The link between
endothelial nitric oxide synthase (eNOS) activation and vascular diameter during
ischemia-reperfusion was investigated in the rat heart. After short (<30 min) and long (>45 min) time of
ischemia conferred by coronary artery occlusion of the rats, reperfusion caused dilatation and constriction of arterioles, respectively. Partial
oxygen pressure (pO2) measurement of the heart by the
electrode confirmed the hyper-perfusion and no-reflow phenomena during reperfusion, as well as
myocardial ischemia. The vascular diameter was correlated with phosphorylation of Akt and
serine 1177 residue of eNOS, and formation of NO-bound
guanylate cyclase (GC) by immuoflorescence study. Western blotting confirmed the phosphorylation of eNOS-Ser1177 depending on
ischemia time. The constriction during reperfusion after 45 min of
ischemia is supposedly caused by the inhibition of Akt-mediated eNOS-Ser1177 phosphorylation, which was suppressed by a PKC inhibitor
chelerythrine, or ROS scavengers N-2-mercaptopropionyl
glycine (MPG) and 4,5-Dihydroxy-1, 3-benzenedisulfonic
acid disodium
salt (
Tiron).

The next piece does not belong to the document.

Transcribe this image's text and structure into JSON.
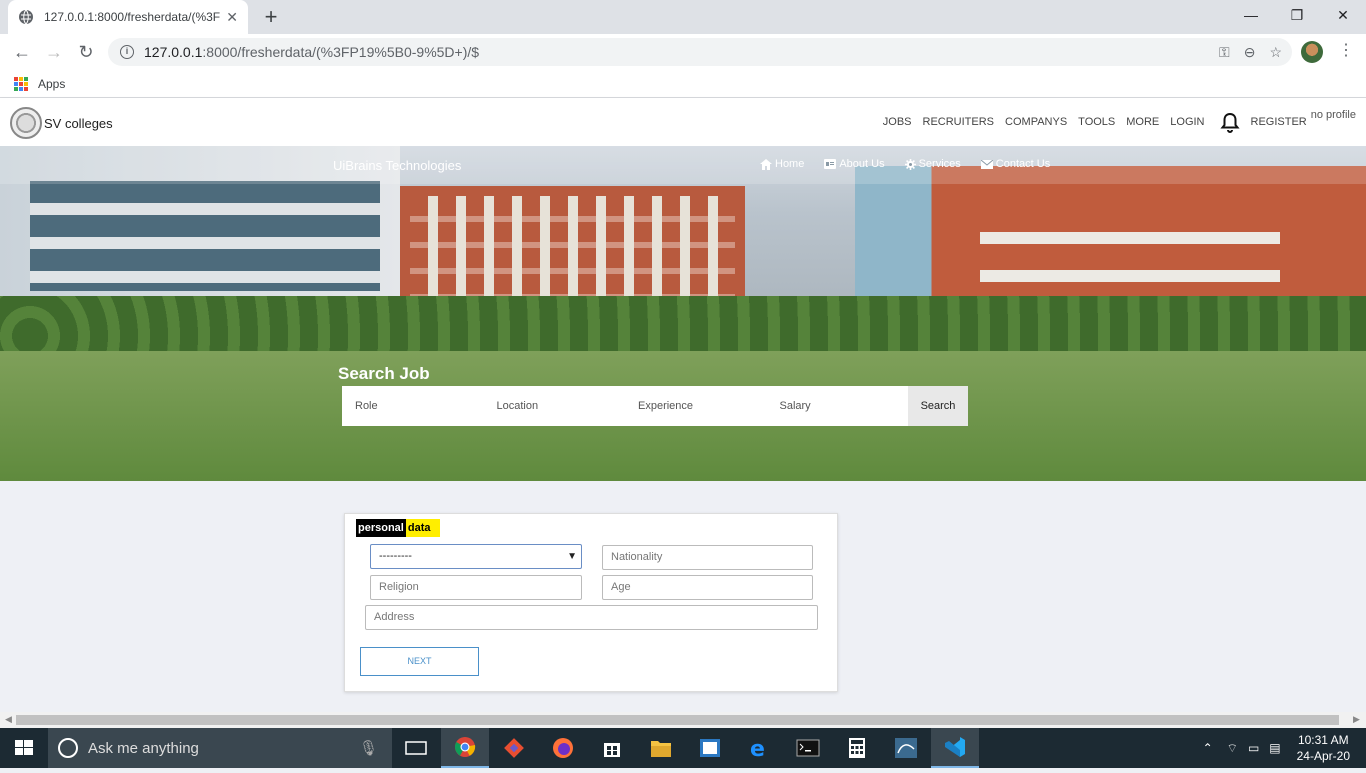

However, an
endothelin receptor antagonist BQ123 alleviated the vasoconstriction by increasing NO availability but not eNOS-Ser1177 phosphorylation. Thus, vascular patency is correlated with eNOS-Ser1177 phosphorylation in association with ROS, and PKC during reperfusion.
Endothelin inhibits vasodilatation by reducing NO availability during reperfusion.